The Angel of Death: 9 Facts About the Life of Nazi Doctor Josef Mengele

The Angel of Death: 9 Facts About the Life of Nazi Doctor Josef Mengele

Larry Holzwarth - October 12, 2017

The Angel of Death: 9 Facts About the Life of Nazi Doctor Josef Mengele
Josef Mengele as he appeared at the time of Auschwitz (left) and two sets of Brazilian twins from a town where he worked as a country doctor in Brazil. DailyStar (UK)

A Brazilian boom of twins in Mengele’s wake

The Boys From Brazil is a 1978 film which describes a fictional Nazi conspiracy in South America. The film presents unusual male children who bare physical resemblances to a youthful Adolf Hitler, and although there are several different Boys the similarities between them and Hitler – and each other – are unnerving.

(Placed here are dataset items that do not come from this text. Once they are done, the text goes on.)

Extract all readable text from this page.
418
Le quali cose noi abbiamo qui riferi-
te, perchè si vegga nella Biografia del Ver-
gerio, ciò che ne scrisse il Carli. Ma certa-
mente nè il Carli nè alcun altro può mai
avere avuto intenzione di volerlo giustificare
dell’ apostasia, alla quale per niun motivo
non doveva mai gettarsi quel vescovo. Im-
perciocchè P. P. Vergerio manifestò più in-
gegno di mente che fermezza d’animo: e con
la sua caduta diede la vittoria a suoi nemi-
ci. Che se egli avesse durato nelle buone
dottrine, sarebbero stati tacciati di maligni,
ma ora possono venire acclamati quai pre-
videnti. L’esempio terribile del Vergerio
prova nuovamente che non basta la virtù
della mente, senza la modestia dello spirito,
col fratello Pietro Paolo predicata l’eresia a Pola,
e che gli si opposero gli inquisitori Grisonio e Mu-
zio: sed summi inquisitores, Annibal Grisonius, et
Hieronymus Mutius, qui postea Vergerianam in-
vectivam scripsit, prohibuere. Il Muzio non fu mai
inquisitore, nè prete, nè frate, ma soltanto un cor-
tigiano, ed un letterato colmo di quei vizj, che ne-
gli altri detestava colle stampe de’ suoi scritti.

In the film, a total of 94 boys, all of whom are clones of Adolf Hitler, are produced.

The children are then sent to various locations around the world to be raised in a manner similar to Hitler’s childhood, in the hope that one will grow into a living replica. The project is masterminded by a fictionalized Josef Mengele operating out of Paraguay.

Beginning in 1963 and continuing into the 21st century a small town in Brazil experienced birth rates of twins of about one in five pregnancies, vastly exceeding the normal rate. The overwhelming majority of these births have been blue-eyed, with blond hair. An unusually large number have been boys. The town is Candido Godoi, which welcomed the disguised Mengele in the 1960s. Residents of the town have discussed the circumstances of Mengele’s visits. Many recalled that Mengele openly discussed artificial insemination of women to increase the odds of successful pregnancy.

In 1969 Mengele, still living under various identities and assumed names, purchased half interest in a farm in Brazil near Sao Paulo. In the early 1970s, he acquired the identity and papers of Wolfgang Gerhard and took up residence in a small house in the Eldorado section of Sao Paulo.

His son Rolf visited him there in 1977 and later reported his father to have no regrets over his career and his activities, other than the loss of much of his work. Mengele still feared pursuit by both the West Germans and the Israelis, although subsequent to his death it became known that the Israelis suspended attempts to capture the fugitive in 1962.